How Kevin Spacey Weaponized the Closet

11/04/2017 09:41 am ET Updated Nov 04, 2017

When the Kevin Spacey story first broke last week, my first thought was: What took so long?

Star Magazine, 2000

I started hearing disturbing Spacey stories 18 years ago from people who separately worked with him on a film and a stage play that year. Each talked openly about Spacey’s seeming penchant for very young men, some of whom appeared to be young enough that sexual activity would be illegal. I didn’t witness this, but I found it pretty compelling that people who didn’t know each other were independently describing the same behavior. Both felt hamstrung. What could they do? Card the young men who appeared on set or backstage? Poll these boys to see how they felt about it?

Since I felt like I couldn’t credibly report their stories, I did what I always do: I wrote about it. In my play Wonderland, I didn’t call the protagonist “Kevin,” but it turns out that I didn’t have to: after readings in three different cities, strangers came up to me to share their own tales about Spacey. In fact, over the years since, it became something of a truism in theater that “everyone has a Kevin Spacey story.”

So how is it possible that this went unreported for decades? Short answer: he knew how to weaponize a closet.

It was not much of a closet in some ways, as pictures of him with a young stud appeared in 2000, and author after author tried to address his orientation. There were jokes on TV shows and he even made one himself at the Oscars. But he never addressed whether or not he was in the closet. Rather, he always argued that any discussion of closets was a problem, something that wounded him and cheapened the person who raised it. It was the perfect maneuver, allowing him to enjoy all the material benefits of a closeted life, while feigning piety about privacy.

Staying in the closet is always about privacy to some degree, but Spacey appears to have turned the dynamic around for purposes of offense, not defense. The closet allowed him to move through the world accruing the power most afforded to straight white men; this allowed access to celebrity and wealth, which both increased his power. If the current news is true, it is clear that he used his power on those who had less: young actors on the rise, busboys, employees of his theatre and film productions.

All the while, his public posture—an aggrieved man standing up for dignity—helped entangle reporters in questions about which stories they could and couldn’t print. Some say they were fearful of “outing” him, considered a journalistic sin, while others worried privately that if the rumors of his sexuality were true, so might be rumors of predilections for underage boys, which was something else entirely. Spacey’s closet confounded even the people you’d think were best positioned to expose him.

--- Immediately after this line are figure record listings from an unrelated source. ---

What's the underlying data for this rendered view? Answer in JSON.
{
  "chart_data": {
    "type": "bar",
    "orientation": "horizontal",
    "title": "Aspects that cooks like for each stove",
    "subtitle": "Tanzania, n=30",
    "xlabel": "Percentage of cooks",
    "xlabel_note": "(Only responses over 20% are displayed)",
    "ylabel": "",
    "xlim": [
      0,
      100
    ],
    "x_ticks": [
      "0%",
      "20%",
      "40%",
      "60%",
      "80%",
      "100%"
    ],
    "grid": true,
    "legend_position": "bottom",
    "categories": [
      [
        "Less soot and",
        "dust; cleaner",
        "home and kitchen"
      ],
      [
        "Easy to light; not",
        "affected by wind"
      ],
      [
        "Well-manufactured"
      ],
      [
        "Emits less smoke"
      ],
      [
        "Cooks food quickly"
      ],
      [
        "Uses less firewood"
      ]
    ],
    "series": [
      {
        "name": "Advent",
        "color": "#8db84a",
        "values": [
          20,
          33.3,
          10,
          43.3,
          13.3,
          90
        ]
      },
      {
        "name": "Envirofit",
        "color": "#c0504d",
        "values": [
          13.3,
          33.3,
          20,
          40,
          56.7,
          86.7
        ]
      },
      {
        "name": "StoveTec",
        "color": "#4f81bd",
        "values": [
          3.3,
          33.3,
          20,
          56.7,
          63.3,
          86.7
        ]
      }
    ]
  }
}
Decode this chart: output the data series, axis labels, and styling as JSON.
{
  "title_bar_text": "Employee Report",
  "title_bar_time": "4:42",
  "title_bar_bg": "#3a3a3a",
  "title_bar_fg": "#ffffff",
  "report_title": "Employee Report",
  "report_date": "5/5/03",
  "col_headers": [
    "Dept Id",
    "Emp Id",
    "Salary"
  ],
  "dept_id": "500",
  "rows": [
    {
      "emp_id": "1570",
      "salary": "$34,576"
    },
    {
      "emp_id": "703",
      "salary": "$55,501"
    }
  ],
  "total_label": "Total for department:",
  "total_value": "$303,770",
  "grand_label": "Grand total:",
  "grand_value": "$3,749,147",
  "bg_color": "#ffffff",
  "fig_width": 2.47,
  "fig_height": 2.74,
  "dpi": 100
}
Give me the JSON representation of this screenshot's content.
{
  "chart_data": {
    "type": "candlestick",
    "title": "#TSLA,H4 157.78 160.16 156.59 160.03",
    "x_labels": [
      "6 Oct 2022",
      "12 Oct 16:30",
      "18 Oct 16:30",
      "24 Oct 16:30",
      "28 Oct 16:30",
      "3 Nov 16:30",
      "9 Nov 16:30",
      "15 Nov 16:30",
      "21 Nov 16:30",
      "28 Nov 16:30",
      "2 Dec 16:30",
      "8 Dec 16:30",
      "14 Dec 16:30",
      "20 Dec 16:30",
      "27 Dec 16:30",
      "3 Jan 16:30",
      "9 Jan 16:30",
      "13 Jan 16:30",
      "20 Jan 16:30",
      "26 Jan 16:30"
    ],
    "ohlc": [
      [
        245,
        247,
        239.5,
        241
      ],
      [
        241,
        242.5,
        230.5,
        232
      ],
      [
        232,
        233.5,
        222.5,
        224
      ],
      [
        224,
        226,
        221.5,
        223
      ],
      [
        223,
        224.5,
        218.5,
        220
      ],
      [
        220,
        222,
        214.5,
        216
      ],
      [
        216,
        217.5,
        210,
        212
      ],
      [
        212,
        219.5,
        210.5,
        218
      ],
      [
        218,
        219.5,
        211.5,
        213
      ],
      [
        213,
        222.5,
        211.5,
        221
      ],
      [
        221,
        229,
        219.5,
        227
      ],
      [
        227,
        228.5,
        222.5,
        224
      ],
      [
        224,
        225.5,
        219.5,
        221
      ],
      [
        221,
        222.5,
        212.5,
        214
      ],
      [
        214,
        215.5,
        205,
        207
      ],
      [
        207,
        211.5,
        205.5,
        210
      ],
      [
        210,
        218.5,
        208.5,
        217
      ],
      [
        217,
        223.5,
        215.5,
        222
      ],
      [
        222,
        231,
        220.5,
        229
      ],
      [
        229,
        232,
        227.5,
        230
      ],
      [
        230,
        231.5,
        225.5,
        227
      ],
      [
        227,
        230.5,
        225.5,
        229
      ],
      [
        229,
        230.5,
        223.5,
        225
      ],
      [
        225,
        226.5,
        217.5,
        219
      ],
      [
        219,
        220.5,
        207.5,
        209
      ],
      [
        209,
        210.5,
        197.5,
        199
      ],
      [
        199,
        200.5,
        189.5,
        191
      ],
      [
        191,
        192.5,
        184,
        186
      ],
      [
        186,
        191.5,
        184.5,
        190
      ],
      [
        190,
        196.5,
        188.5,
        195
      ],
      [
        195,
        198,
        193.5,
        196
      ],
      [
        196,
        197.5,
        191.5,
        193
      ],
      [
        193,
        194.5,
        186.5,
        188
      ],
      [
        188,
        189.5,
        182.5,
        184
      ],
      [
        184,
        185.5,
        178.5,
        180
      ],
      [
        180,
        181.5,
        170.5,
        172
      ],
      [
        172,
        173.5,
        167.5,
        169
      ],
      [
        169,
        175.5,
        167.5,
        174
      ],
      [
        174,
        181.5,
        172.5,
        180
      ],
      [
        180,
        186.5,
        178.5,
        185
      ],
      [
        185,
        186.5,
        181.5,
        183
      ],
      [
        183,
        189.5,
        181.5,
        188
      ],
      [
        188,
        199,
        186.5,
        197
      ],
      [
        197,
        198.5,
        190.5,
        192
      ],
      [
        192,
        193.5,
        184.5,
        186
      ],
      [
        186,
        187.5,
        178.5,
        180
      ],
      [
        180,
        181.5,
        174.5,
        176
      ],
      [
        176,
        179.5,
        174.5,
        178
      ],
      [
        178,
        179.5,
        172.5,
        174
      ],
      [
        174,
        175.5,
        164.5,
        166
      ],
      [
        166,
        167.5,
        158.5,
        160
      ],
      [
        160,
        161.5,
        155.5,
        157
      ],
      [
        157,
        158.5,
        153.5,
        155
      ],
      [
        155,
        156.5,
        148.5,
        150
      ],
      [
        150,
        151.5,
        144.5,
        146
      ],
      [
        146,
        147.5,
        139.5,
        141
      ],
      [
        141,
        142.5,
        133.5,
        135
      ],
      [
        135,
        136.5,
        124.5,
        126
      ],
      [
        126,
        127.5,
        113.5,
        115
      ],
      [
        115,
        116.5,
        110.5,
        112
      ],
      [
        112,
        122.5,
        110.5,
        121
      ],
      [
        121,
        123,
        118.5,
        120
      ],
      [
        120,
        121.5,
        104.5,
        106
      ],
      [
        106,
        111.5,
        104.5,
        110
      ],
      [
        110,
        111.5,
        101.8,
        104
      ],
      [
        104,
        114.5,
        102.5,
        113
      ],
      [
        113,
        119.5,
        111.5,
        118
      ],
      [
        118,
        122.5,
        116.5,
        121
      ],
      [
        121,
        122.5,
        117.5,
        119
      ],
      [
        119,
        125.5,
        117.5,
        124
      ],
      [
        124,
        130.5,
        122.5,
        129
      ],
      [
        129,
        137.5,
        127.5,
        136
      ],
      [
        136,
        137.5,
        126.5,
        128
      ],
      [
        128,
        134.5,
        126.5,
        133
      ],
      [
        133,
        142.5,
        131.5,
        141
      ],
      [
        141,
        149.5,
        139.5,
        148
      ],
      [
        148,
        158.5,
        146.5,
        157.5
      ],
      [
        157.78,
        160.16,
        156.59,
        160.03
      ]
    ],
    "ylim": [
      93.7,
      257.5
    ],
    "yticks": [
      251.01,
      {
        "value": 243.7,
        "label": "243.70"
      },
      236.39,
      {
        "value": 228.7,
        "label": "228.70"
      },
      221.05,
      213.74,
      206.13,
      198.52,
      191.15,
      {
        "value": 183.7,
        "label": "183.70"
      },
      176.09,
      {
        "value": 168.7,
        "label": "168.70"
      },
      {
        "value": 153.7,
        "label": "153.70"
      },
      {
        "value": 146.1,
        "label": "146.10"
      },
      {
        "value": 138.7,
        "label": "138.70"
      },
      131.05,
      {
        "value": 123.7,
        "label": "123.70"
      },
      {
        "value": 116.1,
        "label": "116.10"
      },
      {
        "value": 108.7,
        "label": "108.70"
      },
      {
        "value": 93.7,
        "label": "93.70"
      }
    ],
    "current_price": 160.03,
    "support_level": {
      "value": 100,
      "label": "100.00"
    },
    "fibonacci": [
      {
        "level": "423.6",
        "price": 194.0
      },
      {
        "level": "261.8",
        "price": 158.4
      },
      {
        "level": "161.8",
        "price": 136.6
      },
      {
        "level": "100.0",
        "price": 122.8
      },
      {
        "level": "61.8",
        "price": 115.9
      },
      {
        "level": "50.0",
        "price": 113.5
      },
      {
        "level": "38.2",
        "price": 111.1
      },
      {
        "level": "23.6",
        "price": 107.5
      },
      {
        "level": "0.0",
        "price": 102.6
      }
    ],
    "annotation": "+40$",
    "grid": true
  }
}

As a result, every passing year, every unchecked rise in status, seems to have allowed him to act more and more confidently: an arc that led from the reported private assault at home to public groping at cast parties. He may well have believed that there would likely never be an accuser with the kind of power he possessed.

As the reports come in now, from an alleged sexual relationship with a 14 year-old to harassment on the House of Cards set, it is clear just how many of his targets bought into the notion that they could not speak at the time. What would one young man say in the face of an Oscar-winning, Tony-winning, Emmy-nominated, multi-millionaire TV and film producer? Who would dare take him on?

Anthony Rapp finally did. Immediately, Spacey treated the assault story much the way he handled the notion of the closet: he didn’t confirm or deny its existence; instead, he redirected attention to his own plight, making sure we knew that he’d endured years of people wondering about his orientation. And then, in the ultimate diversion, he came out, announcing that he “chooses” to live his life as a gay man.

That was the ultimate weaponizing of the closet. In two faux humble paragraphs which are as arrogant as they are intellectually and morally suspect, Spacey tries to neutralize Rapp’s story by elevating himself, using his old life in the closet as an excuse for any misdeeds it made possible. Worse, the one-two set-up of his statement implies that, even if there had been an assault, it was all part of his long coming out process. That link is not only specious but incredibly damaging, the kind of lie that feeds rabid homophobia and still gets gay men killed around the world.

Perhaps to his surprise, his statement only worsened things for him, and he’s been eloquently called out for it. So he’s off to “treatment,” whatever that means. (He has the free time now that he’s been banned from set.) His goal, I imagine, is to return to public life eventually with another statement about his growth. But in the post-Weinstein, #MeToo era, I think he’s going to find the terrain somewhat changed. Neither the old “straight” lie or his new “out” status will protect him any longer. More people than ever are calling assault by its name, and orientation alone offers no cover.

Perhaps because he has so badly misfired this last round, Spacey will discover that his closet is finally disarmed. The great shame is that it took so long.